Afuera hace frío...
Son las cuatro
de la mañana
y estoy en una panadería, afuera hace frío. Pido un té turco y me dispongo a
esperar 30 minutos la llegada del autobús. La mujer que me atiende debe tener
mi edad, se levanta todos los días a las dos de la madrugada y desde hace dos
semanas cubre el turno también de su compañera. Es un trabajo duro, me cuenta, y sólo
gano cinco euros por hora. Pero tengo
dos hijos y un marido enfermo.
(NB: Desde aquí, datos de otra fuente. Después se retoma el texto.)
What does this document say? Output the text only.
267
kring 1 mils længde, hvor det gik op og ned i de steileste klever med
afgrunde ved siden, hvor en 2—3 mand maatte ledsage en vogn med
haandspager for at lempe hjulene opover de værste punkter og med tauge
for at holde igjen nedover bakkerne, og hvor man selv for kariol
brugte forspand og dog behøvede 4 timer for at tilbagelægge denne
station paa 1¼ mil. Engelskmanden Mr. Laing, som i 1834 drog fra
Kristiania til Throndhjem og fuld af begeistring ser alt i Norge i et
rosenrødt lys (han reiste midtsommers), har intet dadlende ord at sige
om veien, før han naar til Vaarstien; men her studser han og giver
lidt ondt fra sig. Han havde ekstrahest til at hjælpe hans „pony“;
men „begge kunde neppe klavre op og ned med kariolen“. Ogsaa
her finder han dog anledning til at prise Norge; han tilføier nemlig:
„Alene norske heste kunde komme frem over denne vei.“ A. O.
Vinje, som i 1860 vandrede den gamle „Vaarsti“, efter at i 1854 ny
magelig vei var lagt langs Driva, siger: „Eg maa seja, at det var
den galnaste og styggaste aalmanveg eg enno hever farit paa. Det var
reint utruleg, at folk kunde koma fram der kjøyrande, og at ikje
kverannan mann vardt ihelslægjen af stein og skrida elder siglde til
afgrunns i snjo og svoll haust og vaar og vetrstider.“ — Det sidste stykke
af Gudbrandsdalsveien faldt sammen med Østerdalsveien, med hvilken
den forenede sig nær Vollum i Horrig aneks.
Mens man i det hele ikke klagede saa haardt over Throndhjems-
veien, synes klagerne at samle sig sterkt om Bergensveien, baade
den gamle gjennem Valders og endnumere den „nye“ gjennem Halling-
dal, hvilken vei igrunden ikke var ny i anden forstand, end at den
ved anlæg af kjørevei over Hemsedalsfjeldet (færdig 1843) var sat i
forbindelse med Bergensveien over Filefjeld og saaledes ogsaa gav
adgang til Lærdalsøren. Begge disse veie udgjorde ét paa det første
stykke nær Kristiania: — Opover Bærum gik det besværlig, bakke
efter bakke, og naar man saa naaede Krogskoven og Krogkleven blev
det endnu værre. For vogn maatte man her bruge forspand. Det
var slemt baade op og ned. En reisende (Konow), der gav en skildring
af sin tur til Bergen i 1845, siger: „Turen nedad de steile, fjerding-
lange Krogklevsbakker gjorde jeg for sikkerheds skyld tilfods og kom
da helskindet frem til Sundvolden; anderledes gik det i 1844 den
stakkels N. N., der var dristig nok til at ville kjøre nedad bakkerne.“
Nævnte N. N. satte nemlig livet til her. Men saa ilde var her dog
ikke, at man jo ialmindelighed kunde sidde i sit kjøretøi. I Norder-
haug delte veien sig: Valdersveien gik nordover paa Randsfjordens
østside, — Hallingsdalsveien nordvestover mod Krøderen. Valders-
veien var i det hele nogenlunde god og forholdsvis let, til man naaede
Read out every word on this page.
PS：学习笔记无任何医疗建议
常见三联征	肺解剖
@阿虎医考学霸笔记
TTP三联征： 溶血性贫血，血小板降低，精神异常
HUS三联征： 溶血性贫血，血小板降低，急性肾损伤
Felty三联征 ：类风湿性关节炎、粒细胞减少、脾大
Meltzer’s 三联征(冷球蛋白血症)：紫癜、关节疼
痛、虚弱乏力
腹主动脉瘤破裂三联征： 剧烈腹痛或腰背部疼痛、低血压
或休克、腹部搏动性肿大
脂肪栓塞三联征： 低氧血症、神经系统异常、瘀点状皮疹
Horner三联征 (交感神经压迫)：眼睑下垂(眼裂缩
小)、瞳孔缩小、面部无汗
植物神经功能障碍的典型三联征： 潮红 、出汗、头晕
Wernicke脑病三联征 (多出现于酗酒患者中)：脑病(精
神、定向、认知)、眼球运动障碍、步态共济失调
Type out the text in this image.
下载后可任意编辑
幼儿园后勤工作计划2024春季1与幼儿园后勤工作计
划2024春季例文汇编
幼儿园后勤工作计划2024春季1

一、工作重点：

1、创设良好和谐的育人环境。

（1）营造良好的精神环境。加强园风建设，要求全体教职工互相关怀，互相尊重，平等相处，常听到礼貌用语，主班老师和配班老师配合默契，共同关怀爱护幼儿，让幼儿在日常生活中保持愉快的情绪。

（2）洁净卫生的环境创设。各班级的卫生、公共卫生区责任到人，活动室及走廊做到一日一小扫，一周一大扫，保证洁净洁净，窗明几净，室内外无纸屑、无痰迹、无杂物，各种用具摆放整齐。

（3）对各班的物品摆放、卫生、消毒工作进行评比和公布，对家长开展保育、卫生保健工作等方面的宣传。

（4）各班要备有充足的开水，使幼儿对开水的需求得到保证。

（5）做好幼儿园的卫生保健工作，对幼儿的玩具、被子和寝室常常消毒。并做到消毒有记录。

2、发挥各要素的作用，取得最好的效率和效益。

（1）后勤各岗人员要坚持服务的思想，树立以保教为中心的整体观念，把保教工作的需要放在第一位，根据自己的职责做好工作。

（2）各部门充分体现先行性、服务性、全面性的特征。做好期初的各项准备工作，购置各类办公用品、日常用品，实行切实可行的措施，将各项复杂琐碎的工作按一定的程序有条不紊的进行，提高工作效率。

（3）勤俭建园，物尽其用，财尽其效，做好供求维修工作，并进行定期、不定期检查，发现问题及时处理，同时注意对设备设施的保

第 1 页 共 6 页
Identifico sus ganas de hablar, su deseo de
huir o cambiar de color y forma como lo hace el pan que ella mete al horno.
No
quiero, no hay motivo, pero me siento mal. En media hora me iré, la dejaré
cuando apenas su día laboral comienza y el mío termina. Llegaré a casa y gracias a dios, pienso para mis adentros, no
tengo que mantener a un marido enfermo. Me siento ruín por alegrarme. Pero lo
hago. La pantalla me alerta que mi autobús llega en un minuto, me despido y
quisiera decirle a la mujer que renuncie a tanta responsabilidad. No digo nada,
sonrío y le deseo un buen día.
Llego a casa,
me preparo mi taza de avena con agua, porque no tengo leche. Yo también vivo en
los márgenes...Por ahora, a dormir, me tranquilizo yo misma. Fue un buen día,
me encontré con una amiga, estuve en el concierto de Los Jaigüey, me divertí mucho y los entrevisté. Al final, me pasó
como en las fiestas de mi adolescencia, alguien me invitó a bailar y me pidió
mi número telefónico. Ya en la cama y con la certeza de que no tendré que madrugar,
recuerdo que mañana
debo recoger a mi hijo y buscar algún entretenimiento al alcance de mi
bolsillo. Apago la luz y, aunque no quiero, me estremece mi soledad.